Placing dry ice into water, such as fruit punch, to simulate a boiling cauldron of witch’s brew is a favorite Halloween party trick. Science teachers commonly use this effect to demonstrate the principles of sublimation and condensation.
Dry Ice
“Dry ice” is actually solidified carbon dioxide (CO?). Carbon dioxide is normally a gas at room temperature and pressure. When it is put under high pressure at low temperature, however, it solidifies into what is commonly called “dry ice.” When the dry ice is brought to atmospheric pressure, it remains solid and very cold (-109 °F).
Sublimation
Dry ice is called “dry” because it never enters a liquid state as it melts, unlike ice, which melts into liquid water. Dry ice transforms directly to gaseous carbon dioxide. Scientists refer to this process as “sublimation.”
Water
The water does not play a critical role in this process other than containing a substantial amount of heat that is transferred to the dry ice to sublimate it.

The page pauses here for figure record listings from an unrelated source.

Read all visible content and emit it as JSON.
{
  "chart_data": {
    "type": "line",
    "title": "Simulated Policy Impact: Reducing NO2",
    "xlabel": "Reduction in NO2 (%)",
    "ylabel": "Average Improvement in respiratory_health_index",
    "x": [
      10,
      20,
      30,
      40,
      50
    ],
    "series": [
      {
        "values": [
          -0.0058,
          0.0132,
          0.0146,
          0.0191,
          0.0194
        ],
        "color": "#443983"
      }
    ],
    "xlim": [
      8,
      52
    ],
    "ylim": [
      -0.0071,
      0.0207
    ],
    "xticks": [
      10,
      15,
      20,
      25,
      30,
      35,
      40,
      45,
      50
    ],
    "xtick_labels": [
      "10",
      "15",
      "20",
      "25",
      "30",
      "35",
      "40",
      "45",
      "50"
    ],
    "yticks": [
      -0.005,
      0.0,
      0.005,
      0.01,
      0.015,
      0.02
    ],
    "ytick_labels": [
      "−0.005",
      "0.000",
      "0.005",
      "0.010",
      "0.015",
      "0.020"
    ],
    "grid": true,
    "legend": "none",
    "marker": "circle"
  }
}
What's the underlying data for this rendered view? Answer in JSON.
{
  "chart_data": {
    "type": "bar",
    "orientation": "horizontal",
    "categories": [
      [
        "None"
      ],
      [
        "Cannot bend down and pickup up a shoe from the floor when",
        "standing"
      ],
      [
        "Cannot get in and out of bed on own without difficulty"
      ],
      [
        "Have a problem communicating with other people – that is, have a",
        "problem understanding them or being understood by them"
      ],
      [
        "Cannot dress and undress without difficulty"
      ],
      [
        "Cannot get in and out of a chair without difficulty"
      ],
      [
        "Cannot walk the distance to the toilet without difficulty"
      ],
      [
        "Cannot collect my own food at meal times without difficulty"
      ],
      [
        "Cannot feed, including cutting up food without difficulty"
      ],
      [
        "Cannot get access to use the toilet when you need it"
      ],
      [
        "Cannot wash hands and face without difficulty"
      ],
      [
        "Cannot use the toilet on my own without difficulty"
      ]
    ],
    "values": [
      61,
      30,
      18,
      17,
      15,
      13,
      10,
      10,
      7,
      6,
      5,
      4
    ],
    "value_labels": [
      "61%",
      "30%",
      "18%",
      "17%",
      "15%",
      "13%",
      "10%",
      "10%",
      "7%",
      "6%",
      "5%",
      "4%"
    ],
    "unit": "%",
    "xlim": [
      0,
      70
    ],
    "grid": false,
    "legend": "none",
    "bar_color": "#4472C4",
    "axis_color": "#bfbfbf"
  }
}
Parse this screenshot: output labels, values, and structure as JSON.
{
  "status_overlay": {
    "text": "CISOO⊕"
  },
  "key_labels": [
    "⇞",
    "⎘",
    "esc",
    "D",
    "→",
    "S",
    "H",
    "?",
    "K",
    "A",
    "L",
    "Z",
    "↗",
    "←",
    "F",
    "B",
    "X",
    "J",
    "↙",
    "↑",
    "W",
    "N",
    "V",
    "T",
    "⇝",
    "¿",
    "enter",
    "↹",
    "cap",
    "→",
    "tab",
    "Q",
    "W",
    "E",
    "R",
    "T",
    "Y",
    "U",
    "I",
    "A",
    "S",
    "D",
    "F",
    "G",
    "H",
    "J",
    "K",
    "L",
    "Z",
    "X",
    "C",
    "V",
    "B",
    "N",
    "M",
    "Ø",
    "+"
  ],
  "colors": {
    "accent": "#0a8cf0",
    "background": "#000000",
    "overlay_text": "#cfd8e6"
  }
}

Many other liquids could be used in place of water, but water is particularly good at retaining heat (in scientific terms, water has a high specific heat capacity).
Condensation
When a liquid such as water turns into vapor, the process is called evaporation. The reverse process is called condensation. At low temperatures, water will condense out of the air into very small droplets of water.
Clouds
Clouds are actually very small droplets of water (or possibly even ice crystals) that have condensed in the low temperatures of the upper atmosphere. The “witches brew” effect produced by dry ice in water represents the same phenomenon on a smaller scale. As the carbon dioxide sublimes, the gas-phase carbon dioxide is still quite cold. Water in the air condenses in the cold carbon dioxide gas as it rises above the water.
Fun Fact
The long tails of comets are the result of carbon dioxide and other ices sublimating as the comet passes close to the sun.